Creative Commons 'BY-SA' version 4.0 license
Abstract

The human immune system can identify malfunctioning, damaged, or infected cells within the body. The integrity of nucleated cells is communicated to the immune system through short peptides which they display on their exterior using MHC proteins. Mutated peptides produced in cancer cells due to single nucleotide events, short insertion or deletion events, or due to large chromosomal rearrangements can help the immune system identify tumor cells as threats. Adoptive T-cell and Vaccine-based therapies that stimulate autologous T-cells to treat a patient's disease are more specific than standard chemo- and radiotherapies because they directly target tumor-specific mutations. They also potentially protect the body from recurrence of the tumor due to their unique memory potential. However, T-cells are often perceptive to only those cells originating from the patient's body, making this a personalized treatment for the disease. Rapid identification of tumor neoepitopes in a patient diagnosed with cancer will greatly reduce the time taken to develop a personalized therapy.

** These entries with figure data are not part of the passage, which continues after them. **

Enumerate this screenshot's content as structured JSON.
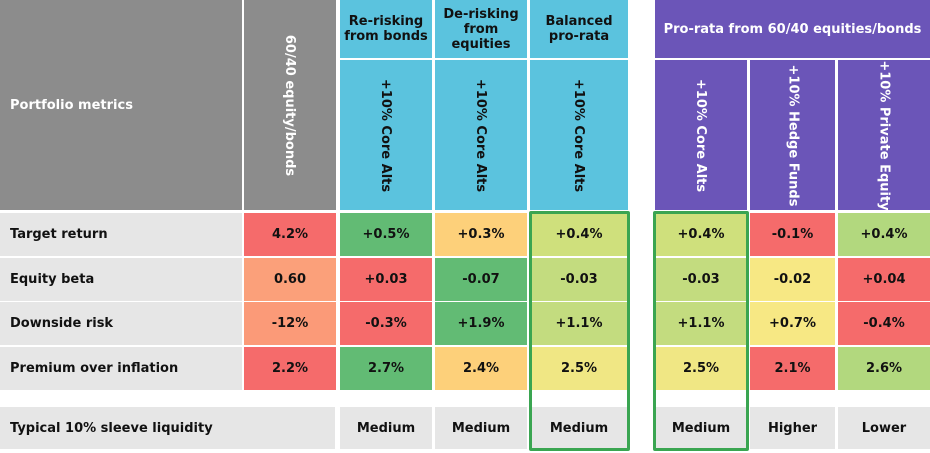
{
  "header": {
    "portfolio_metrics_label": "Portfolio metrics",
    "baseline_label": "60/40 equity/bonds",
    "groups": [
      {
        "label": "Re-risking from bonds"
      },
      {
        "label": "De-risking from equities"
      },
      {
        "label": "Balanced pro-rata"
      },
      {
        "label": "Pro-rata from 60/40 equities/bonds"
      }
    ],
    "columns": [
      {
        "label": "+10% Core Alts"
      },
      {
        "label": "+10% Core Alts"
      },
      {
        "label": "+10% Core Alts"
      },
      {
        "label": "+10% Core Alts"
      },
      {
        "label": "+10% Hedge Funds"
      },
      {
        "label": "+10% Private Equity"
      }
    ]
  },
  "rows": [
    {
      "label": "Target return",
      "cells": [
        {
          "value": "4.2%",
          "color": "#f56b6b"
        },
        {
          "value": "+0.5%",
          "color": "#62bb74"
        },
        {
          "value": "+0.3%",
          "color": "#fdd07a"
        },
        {
          "value": "+0.4%",
          "color": "#cfe07c"
        },
        {
          "value": "+0.4%",
          "color": "#cfe07c"
        },
        {
          "value": "-0.1%",
          "color": "#f56b6b"
        },
        {
          "value": "+0.4%",
          "color": "#b2d87e"
        }
      ]
    },
    {
      "label": "Equity beta",
      "cells": [
        {
          "value": "0.60",
          "color": "#fba07a"
        },
        {
          "value": "+0.03",
          "color": "#f56b6b"
        },
        {
          "value": "-0.07",
          "color": "#62bb74"
        },
        {
          "value": "-0.03",
          "color": "#c3dc7f"
        },
        {
          "value": "-0.03",
          "color": "#c3dc7f"
        },
        {
          "value": "-0.02",
          "color": "#f7e884"
        },
        {
          "value": "+0.04",
          "color": "#f56b6b"
        }
      ]
    },
    {
      "label": "Downside risk",
      "cells": [
        {
          "value": "-12%",
          "color": "#fb9a78"
        },
        {
          "value": "-0.3%",
          "color": "#f56b6b"
        },
        {
          "value": "+1.9%",
          "color": "#62bb74"
        },
        {
          "value": "+1.1%",
          "color": "#c3dc7f"
        },
        {
          "value": "+1.1%",
          "color": "#c3dc7f"
        },
        {
          "value": "+0.7%",
          "color": "#f7e884"
        },
        {
          "value": "-0.4%",
          "color": "#f56b6b"
        }
      ]
    },
    {
      "label": "Premium over inflation",
      "cells": [
        {
          "value": "2.2%",
          "color": "#f56b6b"
        },
        {
          "value": "2.7%",
          "color": "#62bb74"
        },
        {
          "value": "2.4%",
          "color": "#fdd07a"
        },
        {
          "value": "2.5%",
          "color": "#f0e784"
        },
        {
          "value": "2.5%",
          "color": "#f0e784"
        },
        {
          "value": "2.1%",
          "color": "#f56b6b"
        },
        {
          "value": "2.6%",
          "color": "#b2d87e"
        }
      ]
    }
  ],
  "liquidity": {
    "label": "Typical 10% sleeve liquidity",
    "values": [
      "",
      "Medium",
      "Medium",
      "Medium",
      "Medium",
      "Higher",
      "Lower"
    ]
  }
}
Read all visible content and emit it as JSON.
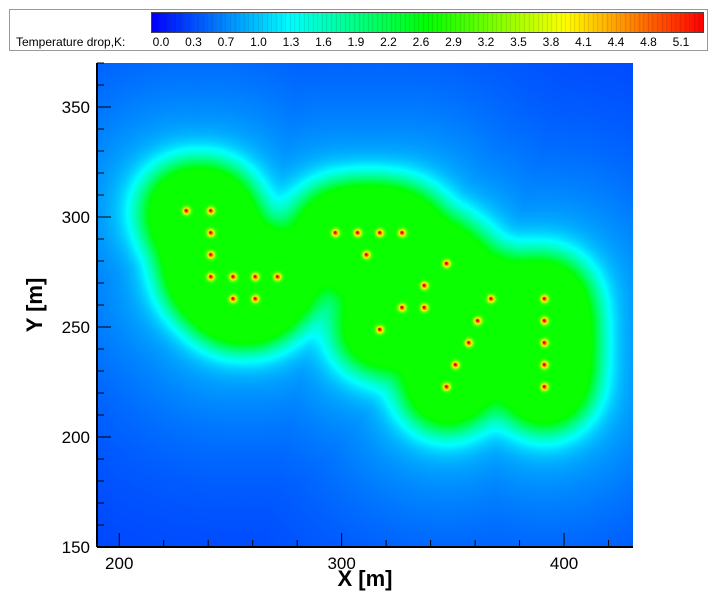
{
  "chart_data": {
    "type": "heatmap",
    "title": "",
    "xlabel": "X  [m]",
    "ylabel": "Y  [m]",
    "xlim": [
      190,
      431
    ],
    "ylim": [
      150,
      370
    ],
    "xticks": [
      200,
      300,
      400
    ],
    "yticks": [
      150,
      200,
      250,
      300,
      350
    ],
    "grid": false,
    "colorbar": {
      "title": "Temperature drop,K:",
      "ticks": [
        "0.0",
        "0.3",
        "0.7",
        "1.0",
        "1.3",
        "1.6",
        "1.9",
        "2.2",
        "2.6",
        "2.9",
        "3.2",
        "3.5",
        "3.8",
        "4.1",
        "4.4",
        "4.8",
        "5.1"
      ],
      "range": [
        0.0,
        5.3
      ],
      "colormap": "rainbow blue-cyan-green-yellow-red",
      "placement": "top"
    },
    "wells": [
      [
        230,
        303
      ],
      [
        241,
        303
      ],
      [
        241,
        293
      ],
      [
        241,
        283
      ],
      [
        241,
        273
      ],
      [
        251,
        273
      ],
      [
        261,
        273
      ],
      [
        271,
        273
      ],
      [
        251,
        263
      ],
      [
        261,
        263
      ],
      [
        297,
        293
      ],
      [
        307,
        293
      ],
      [
        317,
        293
      ],
      [
        327,
        293
      ],
      [
        311,
        283
      ],
      [
        347,
        279
      ],
      [
        337,
        269
      ],
      [
        337,
        259
      ],
      [
        327,
        259
      ],
      [
        367,
        263
      ],
      [
        361,
        253
      ],
      [
        357,
        243
      ],
      [
        317,
        249
      ],
      [
        351,
        233
      ],
      [
        347,
        223
      ],
      [
        391,
        263
      ],
      [
        391,
        253
      ],
      [
        391,
        243
      ],
      [
        391,
        233
      ],
      [
        391,
        223
      ]
    ],
    "well_peak_value": 5.0,
    "plateau_value": 2.5,
    "background_value": 0.3
  }
}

This thesis primarily covers ProTECT, a computational workflow for the Prediction of Epitopes for Cancer Therapy. ProTECT is an automated, scalable, and reproducible end-to-end pipeline that processes patient sequencing data to produce a ranked list of neoepitopes of therapeutic significance. ProTECT also attempts to predict the state of the MHC presentation pathway in the tumor, and the tumor response to immunotherapies based on previously published immune signatures. I describe ProTECT and demonstrate its features using a cohort of 326 Prostate Adenocarcinoma patients. I then demonstrate its clinical utility through the identification of a neoepitope arising from a hotspot mutant in pediatric Neuroblastoma.

To enable ProTECT, I worked on two auxiliary projects, Toil and TransGene. Toil is a workflow manager developed at the Genomics Institute at UCSC, and is the backbone of the ProTECT workflow. I spent some of my time at UCSC working on enhancing the efficiency of Toil workflows. TransGene is a tool I wrote that translates genomic variants (single nucleotide, short insertions and deletions, and fusion genes) into peptides that are compatible with existing peptide:MHC binding affinity predictors. These methods are also included in this thesis.